Let there be no misunderstanding. The man is a criminal and must serve his sentence. This act of abandoning a wounded man in the field is a crime for which the perpetrator must pay and be punished, but from here to 'cold-blooded murderer', and other descriptions that recalled the terminology that accompanied the trial of Roni Ron and Marie Pizem, there is still a long way to go. Even according to the Jewish-halachic definition, the vehicle owner is considered a 'murderer by mistake approaching premeditation' who is sentenced to life imprisonment in a 'city of refuge', that is, in a closed space used as a prison, and some would say that this case even allows the 'redeemer of blood' to kill him without law or trial, but even that still does not make him a mass murderer.
And this semantics is very important. As with personal and national tragedies, the voices of various entities rise in the public sphere. Family members and close friends who express their pain from a place that no one who is not in the same position is allowed to judge, even if these positions do not always match their own, and the crowd around them, which also includes various journalists, who give free rein to their sharp tongues and put forward suggestions, ideas, and hypotheses without any distinction. It should be remembered that even if these statements come from a place of honesty and truth [and not out of a desire to ride some wave, etc.], they do not necessarily reflect reality as it is.

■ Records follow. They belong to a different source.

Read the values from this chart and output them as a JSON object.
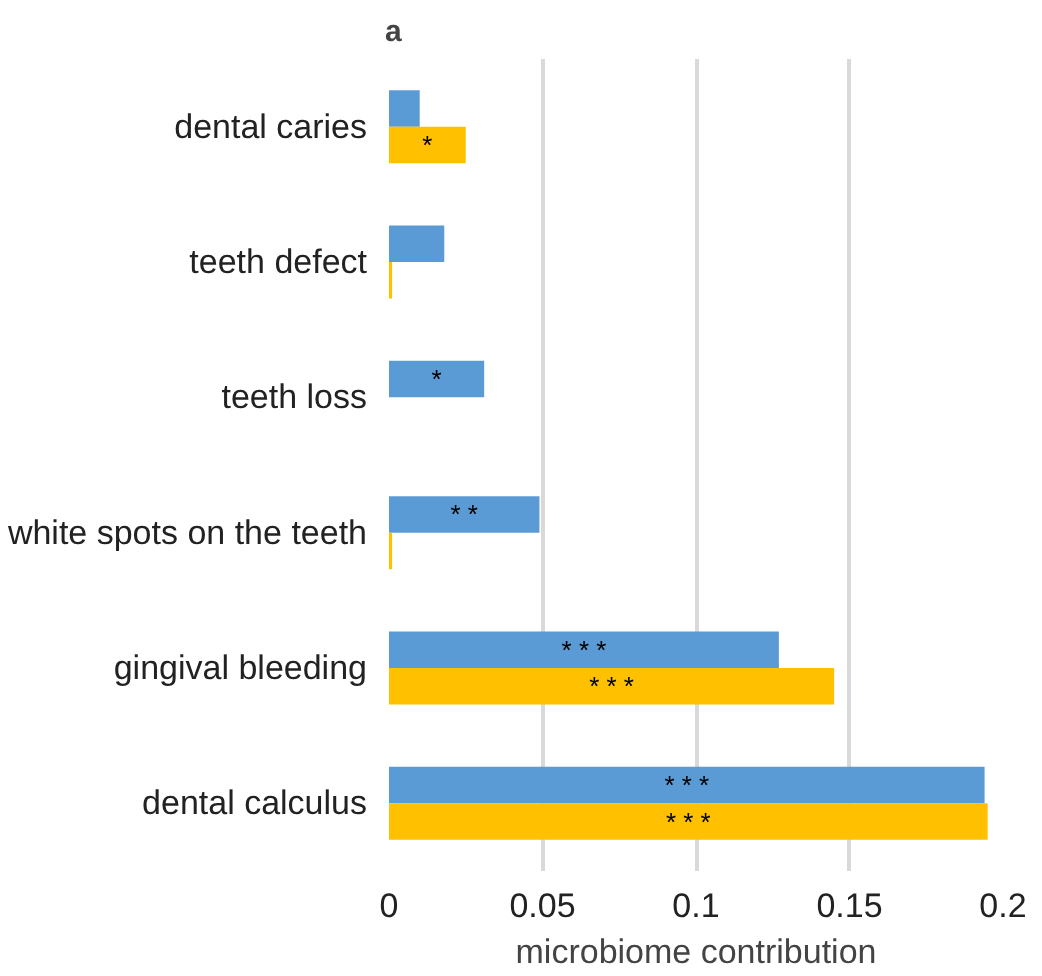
{
  "chart_data": {
    "type": "bar",
    "orientation": "horizontal",
    "categories": [
      "dental caries",
      "teeth defect",
      "teeth loss",
      "white spots on the teeth",
      "gingival bleeding",
      "dental calculus"
    ],
    "series": [
      {
        "color": "#5b9bd5",
        "values": [
          0.01,
          0.018,
          0.031,
          0.049,
          0.127,
          0.194
        ],
        "value_labels": [
          null,
          null,
          "*",
          "* *",
          "* * *",
          "* * *"
        ]
      },
      {
        "color": "#ffc000",
        "values": [
          0.025,
          0.001,
          0,
          0.001,
          0.145,
          0.195
        ],
        "value_labels": [
          "*",
          null,
          null,
          null,
          "* * *",
          "* * *"
        ]
      }
    ],
    "xlim": [
      0,
      0.2
    ],
    "xticks": [
      0,
      0.05,
      0.1,
      0.15,
      0.2
    ],
    "xlabel": "microbiome contribution",
    "grid": "x",
    "annotations": [
      "a"
    ]
  }
}
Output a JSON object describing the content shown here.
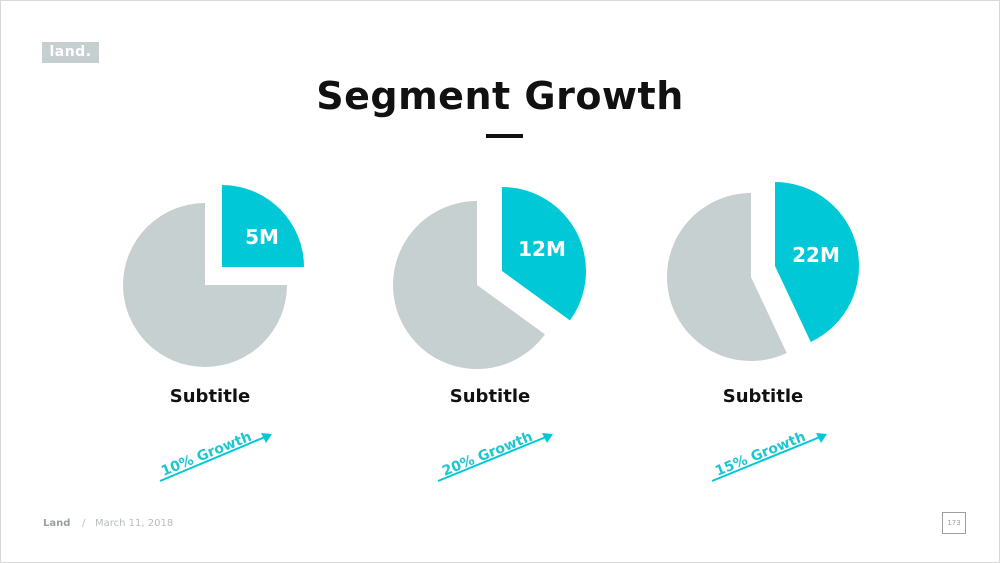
{
  "logo": "land.",
  "title": "Segment Growth",
  "colors": {
    "accent": "#00c8d7",
    "muted": "#c6d0d1",
    "text": "#111111"
  },
  "chart_data": [
    {
      "type": "pie",
      "slices": [
        {
          "label": "5M",
          "fraction": 0.25,
          "highlight": true
        },
        {
          "label": "",
          "fraction": 0.75,
          "highlight": false
        }
      ],
      "subtitle": "Subtitle",
      "growth": "10% Growth"
    },
    {
      "type": "pie",
      "slices": [
        {
          "label": "12M",
          "fraction": 0.35,
          "highlight": true
        },
        {
          "label": "",
          "fraction": 0.65,
          "highlight": false
        }
      ],
      "subtitle": "Subtitle",
      "growth": "20% Growth"
    },
    {
      "type": "pie",
      "slices": [
        {
          "label": "22M",
          "fraction": 0.43,
          "highlight": true
        },
        {
          "label": "",
          "fraction": 0.57,
          "highlight": false
        }
      ],
      "subtitle": "Subtitle",
      "growth": "15% Growth"
    }
  ],
  "footer": {
    "brand": "Land",
    "separator": "/",
    "date": "March 11, 2018",
    "page": "173"
  }
}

Sentiments, emotions, and intuition can be crucial players in initial reactions to dramatic events, and they do not necessarily serve the purpose or correctly characterize the chain of events. In cases like these, semantics are very important, because despite the great severity of the act of ramming, it must be said that the driver, Arik Rubik, is still not a terrorist who enters a synagogue early in the morning and slaughters people with a butcher knife.
It would have been good if the driver had turned himself in to the police and served his sentence. It would have been even better if he had not abandoned the late Lee, bleeding on the road, and it would have been wonderful if he had driven carefully and not taken the life of a young woman who had not sinned, in the prime of her life. It is very reasonable to assume that the man's life will change from now on and he will receive his reward one way or another. But since all of this has already been done, we need to examine whether the driver should be treated, at least verbally, as a fugitive criminal required to serve his sentence according to law, or as a mass murderer wanted for a sentence of hanging in the city square.